In meinem Wohngebiet in Frankfurt am Main dürfen Radfahrer so gut wie alle Einbahnstraßen in beide Richtungen befahren. Immer häufiger parken aber links und rechts sehr breite Autos (in der Regel SUV) und ein weiteres Fahrzeug dieses Formats kommt einem entgegen. An einen Abstand von 1,50 Meter zwischen Auto und Fahrrad ist dabei nicht zu denken, geschweige denn an einen Meter Abstand zu den parkenden Autos. Da ich als Radfahrerin bei einem Zusammenstoß den Kürzeren ziehen würde, weiche ich häufig in eine Lücke am rechten Rand aus und warte. Mein persönliches Rechtsbewusstsein sagt mir, dass ich mit einer Schulter- und Lenkerbreite von etwa 40 Zentimetern keine Verantwortung für die Enge der Situation trage. Aber wie sieht es verkehrsrechtlich aus?, will ZEIT-ONLINE-Leserin Sonja Kleinod wissen.

Zwar wünschen sich viele Kommunen in Ballungsräumen, dass mehr Menschen auf das Fahrrad umsteigen, doch das bleibt ohne bessere Infrastruktur oft ein Lippenbekenntnis. Städte versuchen, den Radfahrern kurze Wege anzubieten, indem sie mit einem Zusatzschild Einbahnstraßen für sie öffnen. Das kann für Radlerinnen und Radler eine Erleichterung bedeuten – aber auch ein höheres Risiko.

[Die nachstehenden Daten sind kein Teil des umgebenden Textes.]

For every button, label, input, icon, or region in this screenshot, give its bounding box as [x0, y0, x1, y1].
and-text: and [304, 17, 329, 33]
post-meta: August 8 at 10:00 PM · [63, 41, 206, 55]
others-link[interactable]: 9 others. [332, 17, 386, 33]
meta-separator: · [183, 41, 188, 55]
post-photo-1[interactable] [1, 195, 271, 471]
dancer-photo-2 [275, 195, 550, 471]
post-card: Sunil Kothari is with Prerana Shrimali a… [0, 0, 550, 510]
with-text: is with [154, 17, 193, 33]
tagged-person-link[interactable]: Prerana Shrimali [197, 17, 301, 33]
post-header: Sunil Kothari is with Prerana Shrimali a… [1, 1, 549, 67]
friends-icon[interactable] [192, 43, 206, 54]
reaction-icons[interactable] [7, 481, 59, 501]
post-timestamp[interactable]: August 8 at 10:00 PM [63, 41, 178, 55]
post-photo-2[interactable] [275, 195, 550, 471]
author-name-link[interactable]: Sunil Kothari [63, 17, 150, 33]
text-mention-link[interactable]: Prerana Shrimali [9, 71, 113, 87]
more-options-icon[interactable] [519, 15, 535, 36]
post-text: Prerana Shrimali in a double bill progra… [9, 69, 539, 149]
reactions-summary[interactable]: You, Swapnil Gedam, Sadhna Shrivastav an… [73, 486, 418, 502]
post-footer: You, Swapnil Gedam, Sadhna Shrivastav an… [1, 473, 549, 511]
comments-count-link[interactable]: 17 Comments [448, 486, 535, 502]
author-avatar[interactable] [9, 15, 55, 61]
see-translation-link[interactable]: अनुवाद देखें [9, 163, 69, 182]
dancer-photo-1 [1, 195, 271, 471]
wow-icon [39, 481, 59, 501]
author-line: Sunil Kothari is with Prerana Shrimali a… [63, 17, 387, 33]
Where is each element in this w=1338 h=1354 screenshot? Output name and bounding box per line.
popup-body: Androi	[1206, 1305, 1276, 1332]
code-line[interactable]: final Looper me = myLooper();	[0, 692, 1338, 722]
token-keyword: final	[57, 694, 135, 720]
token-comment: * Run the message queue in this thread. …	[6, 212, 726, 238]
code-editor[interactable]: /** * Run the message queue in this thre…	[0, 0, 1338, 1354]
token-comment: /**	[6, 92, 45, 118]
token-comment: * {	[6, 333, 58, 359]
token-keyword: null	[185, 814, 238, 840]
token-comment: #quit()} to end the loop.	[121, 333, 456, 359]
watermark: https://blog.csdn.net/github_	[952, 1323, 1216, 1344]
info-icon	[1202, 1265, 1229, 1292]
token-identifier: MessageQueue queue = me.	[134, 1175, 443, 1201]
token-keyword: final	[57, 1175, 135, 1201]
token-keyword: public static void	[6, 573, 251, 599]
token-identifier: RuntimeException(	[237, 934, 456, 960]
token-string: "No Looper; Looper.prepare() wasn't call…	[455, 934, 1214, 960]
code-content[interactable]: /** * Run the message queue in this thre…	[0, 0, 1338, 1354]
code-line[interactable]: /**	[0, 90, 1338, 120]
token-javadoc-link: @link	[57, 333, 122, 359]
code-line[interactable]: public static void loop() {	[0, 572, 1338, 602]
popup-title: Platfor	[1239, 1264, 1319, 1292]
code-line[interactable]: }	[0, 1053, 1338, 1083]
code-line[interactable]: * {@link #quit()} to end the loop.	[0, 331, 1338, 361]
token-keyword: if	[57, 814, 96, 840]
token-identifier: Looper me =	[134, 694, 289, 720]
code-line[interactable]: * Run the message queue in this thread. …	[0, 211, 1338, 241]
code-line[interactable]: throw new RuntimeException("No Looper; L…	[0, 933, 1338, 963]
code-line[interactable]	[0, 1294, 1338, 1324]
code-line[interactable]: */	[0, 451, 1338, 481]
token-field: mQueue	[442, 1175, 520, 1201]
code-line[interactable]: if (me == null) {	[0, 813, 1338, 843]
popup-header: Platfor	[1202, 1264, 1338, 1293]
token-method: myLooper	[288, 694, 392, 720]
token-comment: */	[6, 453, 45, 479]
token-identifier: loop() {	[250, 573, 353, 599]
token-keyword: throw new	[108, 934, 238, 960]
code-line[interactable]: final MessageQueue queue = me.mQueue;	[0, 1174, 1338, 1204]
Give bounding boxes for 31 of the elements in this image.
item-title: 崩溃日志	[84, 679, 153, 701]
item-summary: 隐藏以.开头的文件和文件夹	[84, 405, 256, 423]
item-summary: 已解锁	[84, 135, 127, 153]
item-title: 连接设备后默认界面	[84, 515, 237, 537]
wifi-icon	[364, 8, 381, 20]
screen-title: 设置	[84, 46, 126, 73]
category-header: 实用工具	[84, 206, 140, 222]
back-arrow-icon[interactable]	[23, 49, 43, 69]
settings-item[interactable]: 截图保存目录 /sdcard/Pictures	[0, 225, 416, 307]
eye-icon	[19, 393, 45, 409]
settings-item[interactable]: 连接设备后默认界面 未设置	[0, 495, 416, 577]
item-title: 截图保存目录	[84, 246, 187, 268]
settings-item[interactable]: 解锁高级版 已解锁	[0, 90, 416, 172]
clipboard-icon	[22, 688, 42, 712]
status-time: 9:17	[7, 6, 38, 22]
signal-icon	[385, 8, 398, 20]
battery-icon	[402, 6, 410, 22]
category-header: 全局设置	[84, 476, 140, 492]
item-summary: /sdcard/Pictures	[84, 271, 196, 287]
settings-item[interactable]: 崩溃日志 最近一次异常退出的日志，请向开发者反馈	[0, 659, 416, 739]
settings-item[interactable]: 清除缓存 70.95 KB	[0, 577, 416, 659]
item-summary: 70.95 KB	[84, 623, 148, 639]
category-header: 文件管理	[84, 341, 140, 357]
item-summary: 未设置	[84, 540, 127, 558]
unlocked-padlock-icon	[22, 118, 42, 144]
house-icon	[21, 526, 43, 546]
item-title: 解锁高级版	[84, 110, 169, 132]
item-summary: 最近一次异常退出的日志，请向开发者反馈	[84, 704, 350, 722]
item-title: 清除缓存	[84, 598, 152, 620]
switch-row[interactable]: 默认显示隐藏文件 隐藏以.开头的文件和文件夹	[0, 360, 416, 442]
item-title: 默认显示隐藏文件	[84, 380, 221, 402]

"Gerade die vom Krieg weitgehend unbeschädigten Wohngebiete in Frankfurt am Main sind – wie in anderen Städten auch – oft Ende des 19. oder Anfang des 20. Jahrhunderts entstanden und städtebaulich nicht auf den massenhaften Verkehr mit Pkw, vor allem großen SUV, ausgerichtet", sagt der Frankfurter Rechtsanwalt Andreas Krämer. Vermeiden lassen sich Begegnungen mit den großen Geländewagen, die in vielen Großstädten zum Statussymbol gehören, aber nicht.

"Die Straßenverkehrsordnung (StVO) kennt keine spezielle Vorschrift, die den Begegnungsverkehr regelt", sagt Krämer im Hinblick auf die Frage der Leserin. Grundsätzlich gelten natürlich Paragraf 2 Absatz 2 StVO, der vorschreibt, "möglichst weit rechts zu fahren", sowie Paragraf 6 StVO: "Wer an einer Fahrbahnverengung, einem Hindernis auf der Fahrbahn oder einem haltenden Fahrzeug links vorbeifahren will, muss entgegenkommende Fahrzeuge durchfahren lassen."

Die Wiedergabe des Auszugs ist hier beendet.